Sólo así podríamos saber de viva voz cuáles son las rutas de Puebla más y menos confiables y dónde están las mayores oportunidades de mejora y los pendientes más urgentes. La eficiencia del transporte no se mide únicamente en kilómetros recorridos, pasajeros transportados, ingresos recaudados por la tarifa. Un mejor transporte sólo puede medirse en la confianza que el usuario le tiene, y eso sólo se logra garantizando seguridad, trato digno, accesibilidad y tiempo recuperado para la vida.

Un sistema que no mide la espera normaliza la impuntualidad. Un sistema que no mide el acoso lo vuelve invisible. Un sistema que no mide la accesibilidad excluye sin reconocerlo. Un sistema que no mide la satisfacción de sus usuarios confunde operación con buen servicio. Un sistema que no mide sus fallas termina administrando el deterioro.

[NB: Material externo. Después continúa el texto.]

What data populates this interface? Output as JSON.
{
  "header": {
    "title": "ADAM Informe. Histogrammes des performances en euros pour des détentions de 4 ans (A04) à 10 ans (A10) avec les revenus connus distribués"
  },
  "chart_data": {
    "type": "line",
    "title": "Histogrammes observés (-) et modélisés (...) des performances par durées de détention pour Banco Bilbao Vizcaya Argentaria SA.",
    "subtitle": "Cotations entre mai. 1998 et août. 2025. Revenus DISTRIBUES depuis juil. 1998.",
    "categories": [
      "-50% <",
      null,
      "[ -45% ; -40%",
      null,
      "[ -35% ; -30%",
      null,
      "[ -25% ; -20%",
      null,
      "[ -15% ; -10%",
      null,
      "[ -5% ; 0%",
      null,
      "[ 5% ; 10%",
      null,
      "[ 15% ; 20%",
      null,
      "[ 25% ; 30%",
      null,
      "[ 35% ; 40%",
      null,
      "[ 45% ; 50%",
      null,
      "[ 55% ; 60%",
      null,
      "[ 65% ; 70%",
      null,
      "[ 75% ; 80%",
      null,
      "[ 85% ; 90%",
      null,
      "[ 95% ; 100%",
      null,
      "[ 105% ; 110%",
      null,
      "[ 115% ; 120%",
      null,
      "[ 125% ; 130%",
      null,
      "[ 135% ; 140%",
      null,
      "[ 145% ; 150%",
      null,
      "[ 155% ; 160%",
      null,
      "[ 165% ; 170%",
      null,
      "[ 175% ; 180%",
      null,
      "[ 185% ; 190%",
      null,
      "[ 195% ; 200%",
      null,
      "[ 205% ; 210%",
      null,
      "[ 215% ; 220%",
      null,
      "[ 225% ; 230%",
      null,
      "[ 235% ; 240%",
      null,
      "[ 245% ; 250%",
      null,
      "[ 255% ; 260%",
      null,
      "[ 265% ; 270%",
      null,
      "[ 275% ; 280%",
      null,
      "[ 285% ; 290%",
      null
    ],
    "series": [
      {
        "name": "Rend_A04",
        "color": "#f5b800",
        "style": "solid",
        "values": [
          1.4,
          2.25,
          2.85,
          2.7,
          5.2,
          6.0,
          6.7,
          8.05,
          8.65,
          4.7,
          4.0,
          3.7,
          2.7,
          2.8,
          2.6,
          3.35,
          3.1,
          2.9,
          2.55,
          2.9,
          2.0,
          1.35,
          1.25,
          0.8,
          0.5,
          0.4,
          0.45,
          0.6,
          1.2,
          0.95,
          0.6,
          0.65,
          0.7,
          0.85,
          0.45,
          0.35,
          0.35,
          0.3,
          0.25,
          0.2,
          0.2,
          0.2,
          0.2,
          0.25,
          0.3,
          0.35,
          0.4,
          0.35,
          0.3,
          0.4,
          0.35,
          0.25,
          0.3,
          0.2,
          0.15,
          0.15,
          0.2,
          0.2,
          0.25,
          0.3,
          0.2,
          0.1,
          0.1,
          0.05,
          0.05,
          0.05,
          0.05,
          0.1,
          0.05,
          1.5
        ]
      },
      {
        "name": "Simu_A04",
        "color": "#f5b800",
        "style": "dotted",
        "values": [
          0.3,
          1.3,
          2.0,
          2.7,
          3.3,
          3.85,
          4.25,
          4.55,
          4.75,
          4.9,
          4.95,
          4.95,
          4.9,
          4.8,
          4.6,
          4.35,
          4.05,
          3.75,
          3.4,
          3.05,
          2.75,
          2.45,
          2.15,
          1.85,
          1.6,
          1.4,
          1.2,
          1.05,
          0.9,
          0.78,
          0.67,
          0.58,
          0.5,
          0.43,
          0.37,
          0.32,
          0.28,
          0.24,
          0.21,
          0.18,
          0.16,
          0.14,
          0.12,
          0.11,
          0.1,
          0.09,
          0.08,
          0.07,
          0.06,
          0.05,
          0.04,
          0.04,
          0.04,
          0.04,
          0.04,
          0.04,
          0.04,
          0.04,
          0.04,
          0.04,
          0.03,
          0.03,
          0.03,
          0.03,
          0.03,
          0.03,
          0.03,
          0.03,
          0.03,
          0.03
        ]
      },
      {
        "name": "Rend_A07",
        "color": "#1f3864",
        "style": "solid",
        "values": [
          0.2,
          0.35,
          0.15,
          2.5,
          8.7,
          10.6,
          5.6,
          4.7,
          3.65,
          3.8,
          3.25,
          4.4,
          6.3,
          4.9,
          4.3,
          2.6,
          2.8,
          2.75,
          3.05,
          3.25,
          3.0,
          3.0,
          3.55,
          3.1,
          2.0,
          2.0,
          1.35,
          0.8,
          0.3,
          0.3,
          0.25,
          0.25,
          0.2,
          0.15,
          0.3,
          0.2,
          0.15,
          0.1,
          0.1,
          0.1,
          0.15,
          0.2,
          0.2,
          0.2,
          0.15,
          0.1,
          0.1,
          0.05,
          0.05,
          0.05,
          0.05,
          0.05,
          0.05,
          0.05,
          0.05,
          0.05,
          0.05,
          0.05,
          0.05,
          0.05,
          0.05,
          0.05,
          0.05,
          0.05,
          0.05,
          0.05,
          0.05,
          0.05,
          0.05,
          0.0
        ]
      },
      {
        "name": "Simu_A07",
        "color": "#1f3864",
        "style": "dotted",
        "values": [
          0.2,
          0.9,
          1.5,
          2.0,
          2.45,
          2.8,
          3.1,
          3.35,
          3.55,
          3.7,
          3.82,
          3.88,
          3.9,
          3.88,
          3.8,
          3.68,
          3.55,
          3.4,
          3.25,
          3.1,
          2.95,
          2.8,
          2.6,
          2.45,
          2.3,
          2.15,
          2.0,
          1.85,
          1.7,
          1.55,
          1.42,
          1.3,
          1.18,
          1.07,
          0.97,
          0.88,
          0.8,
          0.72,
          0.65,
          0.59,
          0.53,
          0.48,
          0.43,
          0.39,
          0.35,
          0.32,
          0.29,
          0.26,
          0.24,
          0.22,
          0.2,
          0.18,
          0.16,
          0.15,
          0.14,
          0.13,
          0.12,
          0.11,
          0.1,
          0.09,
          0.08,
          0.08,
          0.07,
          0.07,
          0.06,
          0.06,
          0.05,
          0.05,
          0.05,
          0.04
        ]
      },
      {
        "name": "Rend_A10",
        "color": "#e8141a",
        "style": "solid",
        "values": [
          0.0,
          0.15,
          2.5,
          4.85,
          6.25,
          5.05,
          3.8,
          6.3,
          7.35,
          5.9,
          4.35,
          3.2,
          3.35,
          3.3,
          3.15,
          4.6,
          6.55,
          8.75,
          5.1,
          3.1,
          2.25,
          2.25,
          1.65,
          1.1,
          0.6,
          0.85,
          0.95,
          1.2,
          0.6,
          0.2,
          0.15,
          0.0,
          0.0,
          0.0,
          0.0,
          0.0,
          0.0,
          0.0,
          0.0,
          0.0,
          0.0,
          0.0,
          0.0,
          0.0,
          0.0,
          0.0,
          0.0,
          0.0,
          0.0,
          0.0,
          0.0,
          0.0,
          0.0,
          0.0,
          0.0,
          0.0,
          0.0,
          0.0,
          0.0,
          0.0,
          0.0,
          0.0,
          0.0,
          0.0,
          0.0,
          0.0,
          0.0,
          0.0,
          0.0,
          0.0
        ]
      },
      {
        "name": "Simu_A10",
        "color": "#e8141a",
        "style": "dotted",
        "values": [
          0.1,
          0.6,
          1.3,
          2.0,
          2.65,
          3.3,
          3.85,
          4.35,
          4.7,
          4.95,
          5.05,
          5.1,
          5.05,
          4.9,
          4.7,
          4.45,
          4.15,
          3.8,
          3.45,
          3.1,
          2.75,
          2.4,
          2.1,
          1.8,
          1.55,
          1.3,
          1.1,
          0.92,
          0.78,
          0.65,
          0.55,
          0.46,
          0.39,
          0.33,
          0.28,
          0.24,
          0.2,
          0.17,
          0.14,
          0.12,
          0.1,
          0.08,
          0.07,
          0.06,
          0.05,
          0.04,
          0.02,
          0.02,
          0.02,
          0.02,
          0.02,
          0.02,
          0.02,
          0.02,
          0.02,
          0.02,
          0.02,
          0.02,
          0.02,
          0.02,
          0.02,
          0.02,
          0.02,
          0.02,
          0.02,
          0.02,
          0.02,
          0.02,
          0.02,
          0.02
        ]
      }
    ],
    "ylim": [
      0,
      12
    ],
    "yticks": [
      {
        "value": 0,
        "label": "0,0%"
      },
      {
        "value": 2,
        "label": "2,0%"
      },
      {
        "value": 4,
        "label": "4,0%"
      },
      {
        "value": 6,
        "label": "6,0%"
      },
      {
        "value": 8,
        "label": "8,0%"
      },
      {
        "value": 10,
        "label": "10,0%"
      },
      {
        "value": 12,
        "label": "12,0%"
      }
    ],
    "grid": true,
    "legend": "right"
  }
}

La modernización no puede limitarse sólo a cambiar unidades viejas por nuevas, ni reducirse a pintar camiones, instalar cámaras tras anunciar una nueva tarifa. Mucho menos es dedicar 7 mil millones de pesos a un cablebus que sólo moverá 2% de los viajes en transporte público de la ciudad.

Modernizar significa hacer un esfuerzo por vivir la experiencia que viven cientos de miles de personas todos los días, conocer el sistema, corregir sus incentivos perversos, garantizar su financiamiento, ordenar sus rutas, mejorar su infraestructura, transparentar su operación y reconocer la experiencia de las personas usuarias como objetivo central de la política pública.

Los usuarios debemos ser partícipes, no sólo testigos. Si somos quienes esperamos, pagamos, caminamos, transbordamos, nos apretamos, llegamos tarde, nos exponemos y organizamos la vida alrededor de la baja confiabilidad actual del transporte, también debemos participar en definir qué debe cambiar, como la fuente más legítima de conocimiento sobre el sistema.

Con la coyuntura del cablebus y el posible incremento a la tarifa se abre una oportunidad para hacer las cosas distinto. El gobierno estatal puede aumentar la tarifa, imponer el cablebus y buscar mejorar la percepción del transporte a punta de propaganda. O puede iniciar una verdadera modernización: medir, escuchar, diagnosticar, planear, invertir, evaluar y corregir.

El costo de lo que no se mide lo pagamos todos los días con el tiempo perdido en el tráfico o en la parada esperando un autobus que no llega; también con los viajes inseguros y combis y microbuses que chocan con otros vehículos, atropellan peatones o ciclistas y mandan a decenas a las ya de por sí saturadas salas de urgencias; lo pagamos con las camas de hospital ocupadas por el siempre creciente número de motociclistas que se hartaron del transporte público y decidieron endeudarse para comprar un vehículo en el que depositan la esperanza de dejar de perder tanto tiempo de sus vidas; se paga con mujeres acosadas, personas con discapacidad excluidas del tejido urbano de la ciudad y familias que gastan cada vez más para moverse cada vez peor.

Si queremos un transporte público digno, el primer paso es mirar en blanco y negro lo que tenemos. Medirlo todo. Escuchar a quienes lo usan. Y construir, desde ahí, el sistema que Puebla necesita. Quizás descubramos que no es un cablebus lo que más urge.